First we have Personal Hygiene, a text copyrighted 1913. It was owned by a “Jesse M. Balmer” of Beaver(farm? you tell me, pic below), Ohio in 1918.
Jesse either was quite bored in school or at home. He had some great limericks to record in the back of his book. Here they are as presented, and I will recreate them below (all [sic], I did not make any grammar corrections.):
“Times are hard
girls are plenty
Don’t get married
Before your twenty”
“KAISER bill went up the hill to take a shot at france.
Kaiser Bill came down the hill with bullets in his pance.”
“I wish I had a nickle
I wish I had a dime
I wish I had a girl
I’d kiss her all the time.”
“you I loved when first we met
you I loved & love you yet
you I love & shall love forever
you may change but I will never.”
D’awwwwww, thanks Jesse.

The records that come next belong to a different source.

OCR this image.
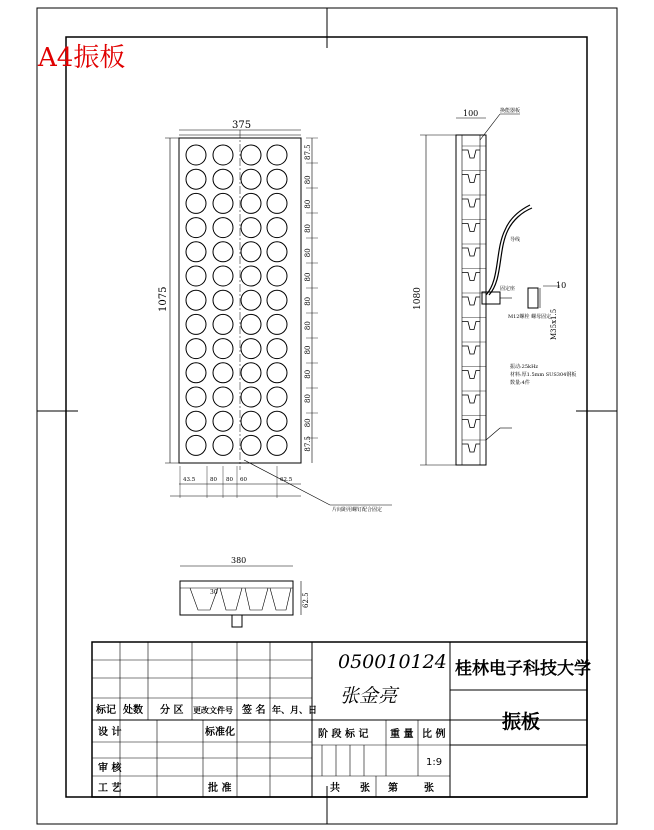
A4振板
375
1075
87.5
80
80
80
80
80
80
80
80
80
80
80
87.5
43.5	80 80 60	62.5
片间距用螺钉配合固定
100	换能器板
1080
导线
固定座
M12螺栓 螺母固定
10
M35x1.5
振动:25kHz
材料:厚1.5mm SUS304钢板
数量:4件
380
62.5
30
标记 处数 分 区 更改文件号 签 名 年、月、日
设 计	标准化
审 核
工 艺	批 准
阶 段 标 记 重 量 比 例
1:9
共 张 第	张
050010124
张金亮
桂林电子科技大学
振板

By the way, I wonder if Jesse noticed this picture in the book, which although it professes to show proper rain gear, it seems that this kid is walking one of those invisible-dog joke leash things. Did those even exist back then? Is Rain-man(boy?) here a time traveler?
Next up is a “Harper’s United States Readers” Third Reader. The copyright is 1872. That…..is 140 years ago. I can make out two names in this book, a James H. Stone and a Seri or Levi Kelley. If there was any address scribbled in, it is long lost.
One of the two names in the book liked to put coins under the pages then rub them with graphite, which was a wonderful find. Someone also drew a couple stickmen that seem to be eating a dowsing rod.
A difficult-to-read poem on the backside of the first blank page reads, again, [sic]:
“When a girr have a man
and he a clipper
hit him over the head
with the heel of your Slipper”
The grammar is horrid, but I can’t argue with the sentiment, assuming a “clipper” was a jerk, and not just some random innocent barber.
The back of the book gives us a lot of scribbles, and, mysteriously, what looks like “666” scrawled into the bottom right corner. Check it:
Bringing up the rear with a short and sweet entry, we have “Stoddard’s New Intellectual Arithmetic,” copyright 1849. It belonged to an Alex Crawford of Gardendale, Michigan.
He liked to write his name a lot, and left this common come-on on the first blank page:
“If my name you wish to see look on page 103.”
Well we all know how this one works. I turn to that page, it tells me to turn to another one, and another one, kind of a depressingly predictable Choose Your Own Adventure. So, let’s turn to page 103! Behold! Here it is:
Annnnnd……nothing. Except that maybe proof that ADHD is nothing new.